On Aug 4, 1:21 pm, James Reeves <weavejes...@googlemail.com> wrote:

> Could you give me an example of how you'd use Ivy in a standalone
> capacity? I was unable to find an example of Ivy being used in the
> same way one would use Rubygems or Apt.

You can do "java -jar ivy.jar --help" to see the options you have,
when
running on standalone. You'll still need (at least) an ivy.xml, IIUC.
But using Ivy as a library providing a cli client which constructs the
necessary objects in memory would make this unnecessary, I think.

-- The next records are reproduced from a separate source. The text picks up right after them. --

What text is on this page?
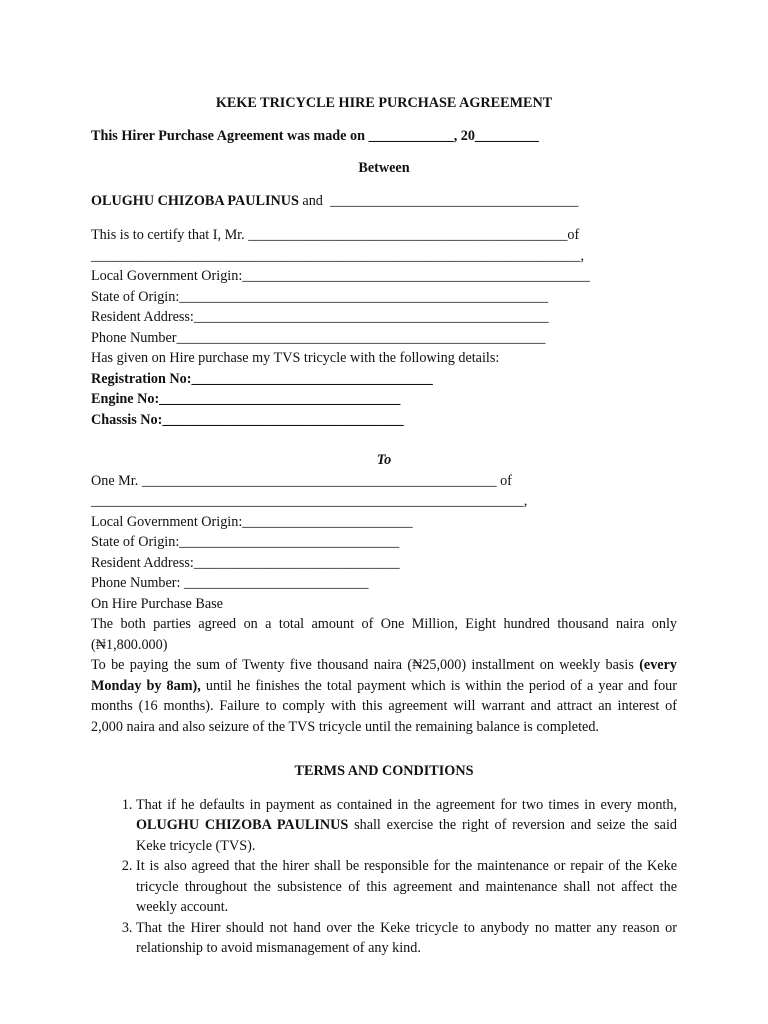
KEKE TRICYCLE HIRE PURCHASE AGREEMENT
This Hirer Purchase Agreement was made on ____________, 20_________
Between
OLUGHU CHIZOBA PAULINUS and ___________________________________
This is to certify that I, Mr. _____________________________________________of
_____________________________________________________________________,
Local Government Origin:_________________________________________________
State of Origin:____________________________________________________
Resident Address:__________________________________________________
Phone Number____________________________________________________
Has given on Hire purchase my TVS tricycle with the following details:
Registration No:__________________________________
Engine No:__________________________________
Chassis No:__________________________________
To
One Mr. __________________________________________________ of
_____________________________________________________________,
Local Government Origin:________________________
State of Origin:_______________________________
Resident Address:_____________________________
Phone Number: __________________________
On Hire Purchase Base
The both parties agreed on a total amount of One Million, Eight hundred thousand naira only (₦1,800.000)
To be paying the sum of Twenty five thousand naira (₦25,000) installment on weekly basis (every Monday by 8am), until he finishes the total payment which is within the period of a year and four months (16 months). Failure to comply with this agreement will warrant and attract an interest of 2,000 naira and also seizure of the TVS tricycle until the remaining balance is completed.
TERMS AND CONDITIONS
1. That if he defaults in payment as contained in the agreement for two times in every month, OLUGHU CHIZOBA PAULINUS shall exercise the right of reversion and seize the said Keke tricycle (TVS).
2. It is also agreed that the hirer shall be responsible for the maintenance or repair of the Keke tricycle throughout the subsistence of this agreement and maintenance shall not affect the weekly account.
3. That the Hirer should not hand over the Keke tricycle to anybody no matter any reason or relationship to avoid mismanagement of any kind.
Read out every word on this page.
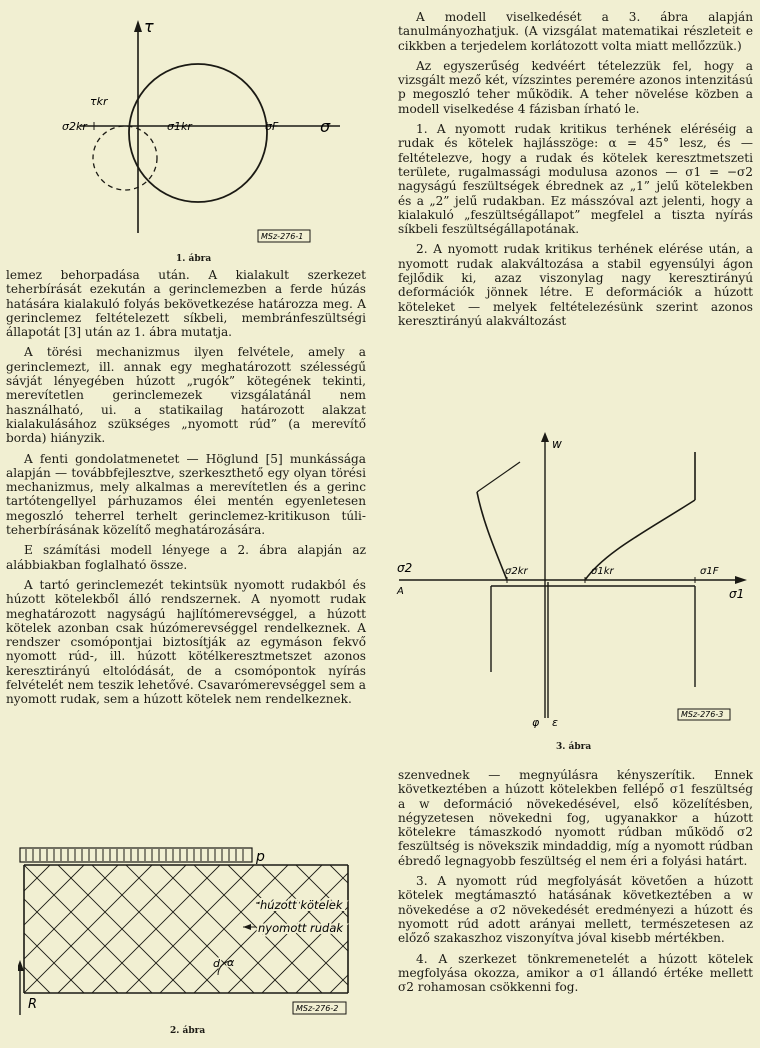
τ
τkr
σ2kr	σ1kr	σF	σ
MSz-276-1
1. ábra

lemez behorpadása után. A kialakult szerkezet teherbírását ezekután a gerinclemezben a ferde húzás hatására kialakuló folyás bekövetkezése határozza meg. A gerinclemez feltételezett síkbeli, membránfeszültségi állapotát [3] után az 1. ábra mutatja.

A törési mechanizmus ilyen felvétele, amely a gerinclemezt, ill. annak egy meghatározott szélességű sávját lényegében húzott „rugók” kötegének tekinti, merevítetlen gerinclemezek vizsgálatánál nem használható, ui. a statikailag határozott alakzat kialakulásához szükséges „nyomott rúd” (a merevítő borda) hiányzik.

A fenti gondolatmenetet — Höglund [5] munkássága alapján — továbbfejlesztve, szerkeszthető egy olyan törési mechanizmus, mely alkalmas a merevítetlen és a gerinc tartótengellyel párhuzamos élei mentén egyenletesen megoszló teherrel terhelt gerinclemez-kritikuson túli-teherbírásának közelítő meghatározására.

E számítási modell lényege a 2. ábra alapján az alábbiakban foglalható össze.

A tartó gerinclemezét tekintsük nyomott rudakból és húzott kötelekből álló rendszernek. A nyomott rudak meghatározott nagyságú hajlítómerevséggel, a húzott kötelek azonban csak húzómerevséggel rendelkeznek. A rendszer csomópontjai biztosítják az egymáson fekvő nyomott rúd-, ill. húzott kötélkeresztmetszet azonos keresztirányú eltolódását, de a csomópontok nyírás felvételét nem teszik lehetővé. Csavarómerevséggel sem a nyomott rudak, sem a húzott kötelek nem rendelkeznek.

p
húzott kötelek
nyomott rudak
d α
R	MSz-276-2
2. ábra

A modell viselkedését a 3. ábra alapján tanulmányozhatjuk. (A vizsgálat matematikai részleteit e cikkben a terjedelem korlátozott volta miatt mellőzzük.)

Az egyszerűség kedvéért tételezzük fel, hogy a vizsgált mező két, vízszintes peremére azonos intenzitású p megoszló teher működik. A teher növelése közben a modell viselkedése 4 fázisban írható le.

1. A nyomott rudak kritikus terhének eléréséig a rudak és kötelek hajlásszöge: α = 45° lesz, és — feltételezve, hogy a rudak és kötelek keresztmetszeti területe, rugalmassági modulusa azonos — σ1 = −σ2 nagyságú feszültségek ébrednek az „1” jelű kötelekben és a „2” jelű rudakban. Ez másszóval azt jelenti, hogy a kialakuló „feszültségállapot” megfelel a tiszta nyírás síkbeli feszültségállapotának.

2. A nyomott rudak kritikus terhének elérése után, a nyomott rudak alakváltozása a stabil egyensúlyi ágon fejlődik ki, azaz viszonylag nagy keresztirányú deformációk jönnek létre. E deformációk a húzott köteleket — melyek feltételezésünk szerint azonos keresztirányú alakváltozást

w
σ2
A
σ2kr	σ1kr	σ1F
σ1
φ ε
MSz-276-3
3. ábra

szenvednek — megnyúlásra kényszerítik. Ennek következtében a húzott kötelekben fellépő σ1 feszültség a w deformáció növekedésével, első közelítésben, négyzetesen növekedni fog, ugyanakkor a húzott kötelekre támaszkodó nyomott rúdban működő σ2 feszültség is növekszik mindaddig, míg a nyomott rúdban ébredő legnagyobb feszültség el nem éri a folyási határt.

3. A nyomott rúd megfolyását követően a húzott kötelek megtámasztó hatásának következtében a w növekedése a σ2 növekedését eredményezi a húzott és nyomott rúd adott arányai mellett, természetesen az előző szakaszhoz viszonyítva jóval kisebb mértékben.

4. A szerkezet tönkremenetelét a húzott kötelek megfolyása okozza, amikor a σ1 állandó értéke mellett σ2 rohamosan csökkenni fog.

> I was aware that Ivy could use multiple repositories, but as far as I
> can tell, it doesn't allow for a single repository to be distributed
> over several servers.

You can have separate servers for ivy.xmls and artifacts. However the
problem is that this is configured on a per repository basis. So one
can't
have to two ivy.xmls in the same repository with different artifact
patterns.
At least that is my understanding.

> But at this stage in Clojure's life, we're more likely going to have
> lots of little repositories with a few pieces of useful software on.
> Clod (or whatever it's name will eventually be) is created for that
> ecosystem, but designed to expand into something rather more
> sophisticated when the need arises.

I think the need is already there: any system not leveraging the
existing Maven and Ivy repos is pretty uninteresting given the
easy integration with Java libraries.